Der kürzeste Weg, hinter die Geheimnisse des Hauses zu kommen und Aufklärung über die eben erlebte Szene zu erhalten, wäre wohl gewesen, unter den Torgang hinab zu gehen und hier von den beteiligten Zeugen einen oder den andern vertraulich zur Seite zu nehmen. Allein es schien nicht, dass dieser Weg unserem Gaste behage, er ging vielmehr nachdenklich im Zimmer hin und wider, ließ es im Hause ganz ruhig werden, worauf er die Zimmertür angelweit öffnete, sich an den Tisch setzte, seine Spieluhr vor sich legte und munter aufspielen ließ.

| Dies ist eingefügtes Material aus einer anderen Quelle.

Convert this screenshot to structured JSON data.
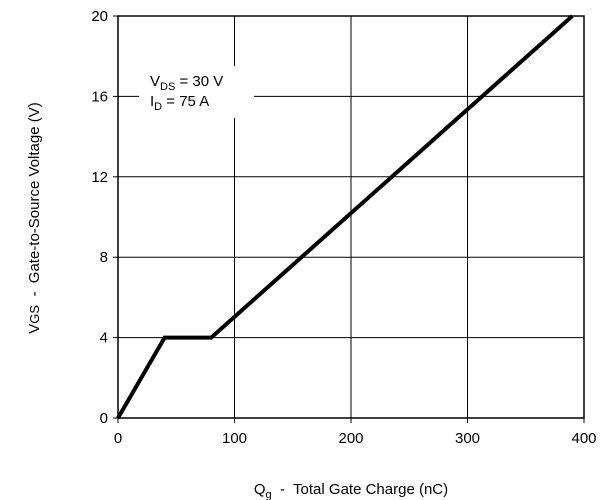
{
  "chart_data": {
    "type": "line",
    "xlabel_main": "Q",
    "xlabel_sub": "g",
    "xlabel_rest": "  -  Total Gate Charge (nC)",
    "ylabel_main": "V",
    "ylabel_sub": "GS",
    "ylabel_rest": "  -  Gate-to-Source Voltage (V)",
    "xlim": [
      0,
      400
    ],
    "ylim": [
      0,
      20
    ],
    "x_ticks": [
      0,
      100,
      200,
      300,
      400
    ],
    "x_tick_labels": [
      "0",
      "100",
      "200",
      "300",
      "400"
    ],
    "y_ticks": [
      0,
      4,
      8,
      12,
      16,
      20
    ],
    "y_tick_labels": [
      "0",
      "4",
      "8",
      "12",
      "16",
      "20"
    ],
    "grid": true,
    "series": [
      {
        "x": [
          0,
          40,
          80,
          390
        ],
        "y": [
          0,
          4,
          4,
          20
        ],
        "color": "#000000"
      }
    ],
    "annotations": [
      {
        "main": "V",
        "sub": "DS",
        "rest": " = 30 V"
      },
      {
        "main": "I",
        "sub": "D",
        "rest": " = 75 A"
      }
    ]
  }
}
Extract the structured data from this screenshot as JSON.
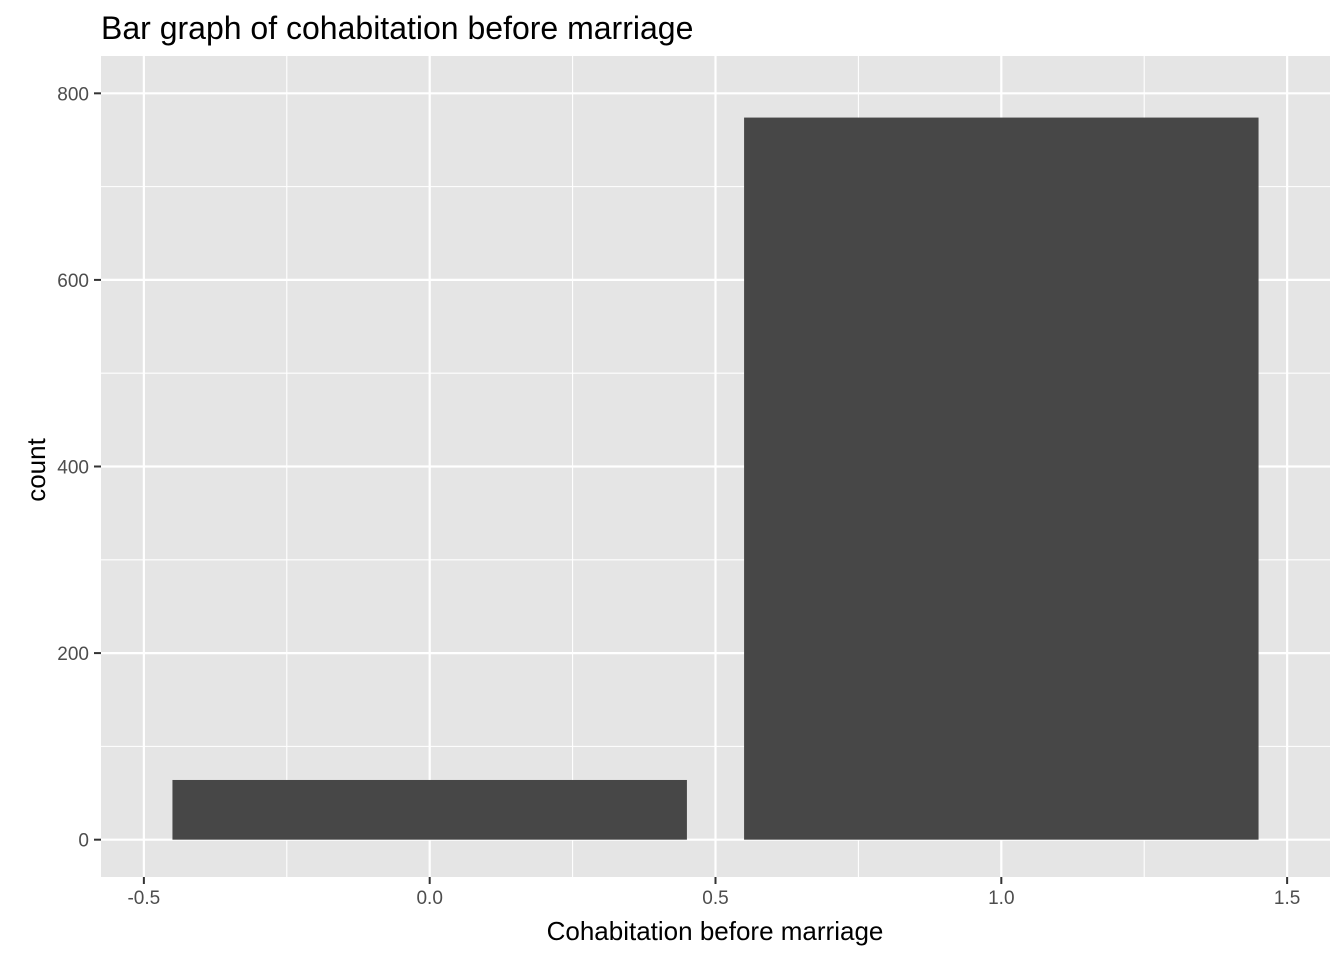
{
  "chart_data": {
    "type": "bar",
    "title": "Bar graph of cohabitation before marriage",
    "xlabel": "Cohabitation before marriage",
    "ylabel": "count",
    "x": [
      0,
      1
    ],
    "values": [
      64,
      774
    ],
    "bar_width": 0.9,
    "xlim": [
      -0.5,
      1.5
    ],
    "ylim": [
      0,
      800
    ],
    "x_ticks": [
      -0.5,
      0,
      0.5,
      1,
      1.5
    ],
    "x_tick_labels": [
      "-0.5",
      "0.0",
      "0.5",
      "1.0",
      "1.5"
    ],
    "y_ticks": [
      0,
      200,
      400,
      600,
      800
    ],
    "y_tick_labels": [
      "0",
      "200",
      "400",
      "600",
      "800"
    ],
    "grid": true,
    "colors": {
      "panel": "#e5e5e5",
      "grid": "#ffffff",
      "bar": "#474747",
      "tick": "#333333"
    }
  }
}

»Böse Menschen haben keine Lieder«, sagte er lächelnd und nach der Türe sehend. »Also werde ich die Guten locken!«

In der Tat erschien alsbald ein kleines Mädchen, ein allerliebster Flachskopf, dessen natürliche Locken, hinter die Ohren gestrichen, über den Nacken fielen, staunend an der Türe und spähte nach der Quelle der wunderlichen Töne.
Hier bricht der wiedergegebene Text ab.